Mitigating Hash Polarization and Elephant Flow in UCloud Physical Cloud Gateway Clusters: Multi‑Tunnel and Capacity Management Solutions

Physical cloud hosts are dedicated servers offered by UCloud, providing high compute performance for core applications, while physical cloud gateways enable internal communication between physical and public cloud products across regions, leading to significant cross‑cluster traffic pressure.

Hash polarization caused severe traffic overload on gateway device e in cluster 2, with traffic heavily concentrated from cluster 1, resulting in bandwidth saturation on a single device while others remained underutilized.

Hash polarization occurs when a single tunnel encapsulates traffic, hiding original IP/MAC information; the hash algorithm then yields identical results, preventing effective load distribution and causing certain devices to be overwhelmed.

Two main mitigation directions were explored: (1) dispersing user traffic to avoid hash polarization after tunnel encapsulation, and (2) protecting the network from "elephant flow" when traffic cannot be dispersed.

Solution 1 – Multi‑Tunnel Approach : Instead of a single‑tunnel mode, each gateway binds a range of tunnel IPs. By hashing on inner packet information and selecting source and destination IPs from the allocated range, traffic is spread across multiple tunnels, effectively breaking hash polarization.

Solution 2 – Preventing Elephant Flow : Even with multiple tunnels, extremely large flows can still overload the network. UCloud therefore employs (1) per‑gateway capacity management to ensure gateway bandwidth exceeds the aggregate bandwidth of hosted physical cloud hosts, and (2) isolation‑zone lossless migration that automatically redirects excess traffic to a zero‑traffic isolation zone and validates migration results.

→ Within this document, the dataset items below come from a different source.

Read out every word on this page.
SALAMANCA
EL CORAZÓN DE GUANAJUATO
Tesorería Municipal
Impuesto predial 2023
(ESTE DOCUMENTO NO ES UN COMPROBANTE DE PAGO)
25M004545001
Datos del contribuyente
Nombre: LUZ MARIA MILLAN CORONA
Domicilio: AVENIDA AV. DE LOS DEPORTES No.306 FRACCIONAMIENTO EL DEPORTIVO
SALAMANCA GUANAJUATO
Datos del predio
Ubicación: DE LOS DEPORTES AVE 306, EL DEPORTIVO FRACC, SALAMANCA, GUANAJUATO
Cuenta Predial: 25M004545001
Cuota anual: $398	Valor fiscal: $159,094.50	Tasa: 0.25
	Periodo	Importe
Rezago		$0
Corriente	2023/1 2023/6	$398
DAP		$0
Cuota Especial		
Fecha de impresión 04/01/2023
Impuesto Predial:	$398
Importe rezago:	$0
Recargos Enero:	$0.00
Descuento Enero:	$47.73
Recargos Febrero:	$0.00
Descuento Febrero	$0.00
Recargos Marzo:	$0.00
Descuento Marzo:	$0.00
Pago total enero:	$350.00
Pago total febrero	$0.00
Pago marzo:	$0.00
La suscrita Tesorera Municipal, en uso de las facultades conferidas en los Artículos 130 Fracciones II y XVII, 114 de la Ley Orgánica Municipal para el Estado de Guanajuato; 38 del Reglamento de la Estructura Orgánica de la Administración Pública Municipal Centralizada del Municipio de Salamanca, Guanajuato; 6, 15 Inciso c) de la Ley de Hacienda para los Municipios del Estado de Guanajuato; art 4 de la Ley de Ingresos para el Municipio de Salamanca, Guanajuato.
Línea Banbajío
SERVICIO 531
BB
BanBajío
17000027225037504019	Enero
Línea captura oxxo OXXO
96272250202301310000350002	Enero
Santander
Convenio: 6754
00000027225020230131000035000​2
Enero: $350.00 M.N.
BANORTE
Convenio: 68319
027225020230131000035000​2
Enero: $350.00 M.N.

After deploying the new multi‑tunnel solution, the cluster capacity increased from handling tens of gigabits to supporting over a hundred gigabits, successfully smoothing traffic spikes such as Dada's 60‑100 Gb traffic during Double‑Eleven.

High‑Availability Optimizations : The upgrade introduced a gray‑deployment process where a new cluster is gradually rolled out and traffic is migrated back to the old cluster if issues arise, minimizing impact. However, a misconfiguration caused the new manager to mistakenly take over the old cluster, leading to HA anomalies.

Risk analysis identified three main causes: excessive manual intervention, insufficient exception protection in programs, and inadequate isolation between clusters.

Optimization Measures :

Automation of operations to replace manual steps, separating configuration entry from deployment.

Enhanced validation and alerting, including whitelist filtering before loading configurations.

Isolation of impact by removing common dependencies (e.g., assigning different managers to different clusters) and establishing isolation zones to limit fault propagation.

In conclusion, as system architectures become more complex, technical solutions must continuously evolve to serve business needs; the experiences and practices shared here aim to provide valuable insights for engineers facing similar challenges.